The Hdm2 oncoprotein inhibits p53 functions by two means: (i) it blocks p53's transactivation activity and (ii) it targets p53 for degradation in a proteasome-dependent manner. Recent data indicate that Hdm2 shuttles between the nucleus and the cytoplasm and that the regulation of p53 levels by Hdm2 requires its nuclear export activity. Two different models are consistent with these observations. In the first, Hdm2 binds to p53 in the nucleus and shuttles p53 from the nucleus to the cytoplasm, and then it targets p53 to the cytoplasmic proteasome. Alternatively, Hdm2 and p53 could be exported separately from the nucleus and then associate in the cytoplasm, where Hdm2 promotes the degradation of p53. To distinguish between these two models, several Hdm2 mutants were employed. Hdm2NLS lacks the ability to enter the nucleus, whereas Hdm2NES is deficient in nuclear export. Hdm2NLS, Hdm2NES, or the combination of both mutants were unable to promote p53 degradation in the cotransfected 2KO cells (which were null for both the p53 and mdm2 genes), although wild-type Hdm2 efficiently reduced p53 levels under the same conditions. This observation is not a result of the differences in expression levels or stability between Hdm2 and these mutants. Moreover, coexpression of these mutants had no effect on wild-type Hdm-2-induced p53 destabilization. Thus, Hdm2 must shuttle p53 from the nucleus to the cytoplasm to target it for degradation in the cytoplasm.

Figure 1

The nuclear localization sequence in Hdm2. A part of the Hdm2 primary structure that resembles the NLSs of various nuclear proteins is aligned with these known NLSs. The basic amino acid residues that are critical for NLS function are shown in bold. Numbers refer to the position of the amino acids in the proteins. A mutant Hdm2 (Hdm2NLS) was generated with the amino acid changes (R181T, R183L).

Figure 2

Cellular localization of Hdm2 mutants. 2KO and H1299 cells were (co)transfected with the expression plasmid(s) encoding Hdm2 mutants as indicated above the pictures.
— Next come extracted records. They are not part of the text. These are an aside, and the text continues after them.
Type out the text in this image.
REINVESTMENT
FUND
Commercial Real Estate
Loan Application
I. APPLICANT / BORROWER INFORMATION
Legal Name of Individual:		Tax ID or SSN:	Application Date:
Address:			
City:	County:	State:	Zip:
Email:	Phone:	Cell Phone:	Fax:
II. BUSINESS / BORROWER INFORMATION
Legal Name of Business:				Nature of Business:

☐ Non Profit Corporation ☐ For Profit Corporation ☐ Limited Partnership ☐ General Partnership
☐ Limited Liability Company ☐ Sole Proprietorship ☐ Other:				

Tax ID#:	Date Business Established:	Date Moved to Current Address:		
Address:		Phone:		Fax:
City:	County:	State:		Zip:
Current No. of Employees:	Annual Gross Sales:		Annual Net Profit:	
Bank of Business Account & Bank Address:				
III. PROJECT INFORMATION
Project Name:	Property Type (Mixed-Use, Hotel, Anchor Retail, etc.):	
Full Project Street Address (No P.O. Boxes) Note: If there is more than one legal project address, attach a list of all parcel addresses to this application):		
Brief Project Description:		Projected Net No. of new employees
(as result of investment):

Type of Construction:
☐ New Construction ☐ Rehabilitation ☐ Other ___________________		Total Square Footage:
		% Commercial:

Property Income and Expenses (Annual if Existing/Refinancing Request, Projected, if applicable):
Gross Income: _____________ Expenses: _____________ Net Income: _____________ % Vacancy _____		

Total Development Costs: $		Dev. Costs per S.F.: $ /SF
Cellular localization of Hdm2 mutants in 2KO (a–c) or H1299 (d–f) cells was determined by using immunofluorescence 24 hours after transfection as described in Materials and Methods.

Figure 3

Effect of wild-type Hdm2 and its mutants on p53 stability. 2KO cells were cotransfected with p53 expression plasmid and the plasmids encoding either wild-type Hdm2 or its mutants as indicated above the figure. At 24 hours after transfection, steady-state levels of p53 (A) and Hdm2 (B) were determined by immunoblotting as described in Materials and Methods. Two species of the Hdm2 protein with different molecular weights were detected (B). This may be a result of different levels of phosphorylation or some other posttranslational modification. The apparent molecular weight of Hdm2Δ150–230 is lower than that of the full-length Hdm2 proteins because of the deletion (B, lane 7).

Figure 4

Coexpression of either Hdm2NLS or Hdm2NES with wild-type Hdm2 has no effect on Hdm2’s ability to promote p53 degradation. 2KO cells were cotransfected with p53 expression plasmid and the Hdm2 plasmid alone or with the plasmid encoding its mutant (as indicated). At 24 hours after transfection, steady-state levels of p53 was determined by using immunoblotting as described in Materials and Methods.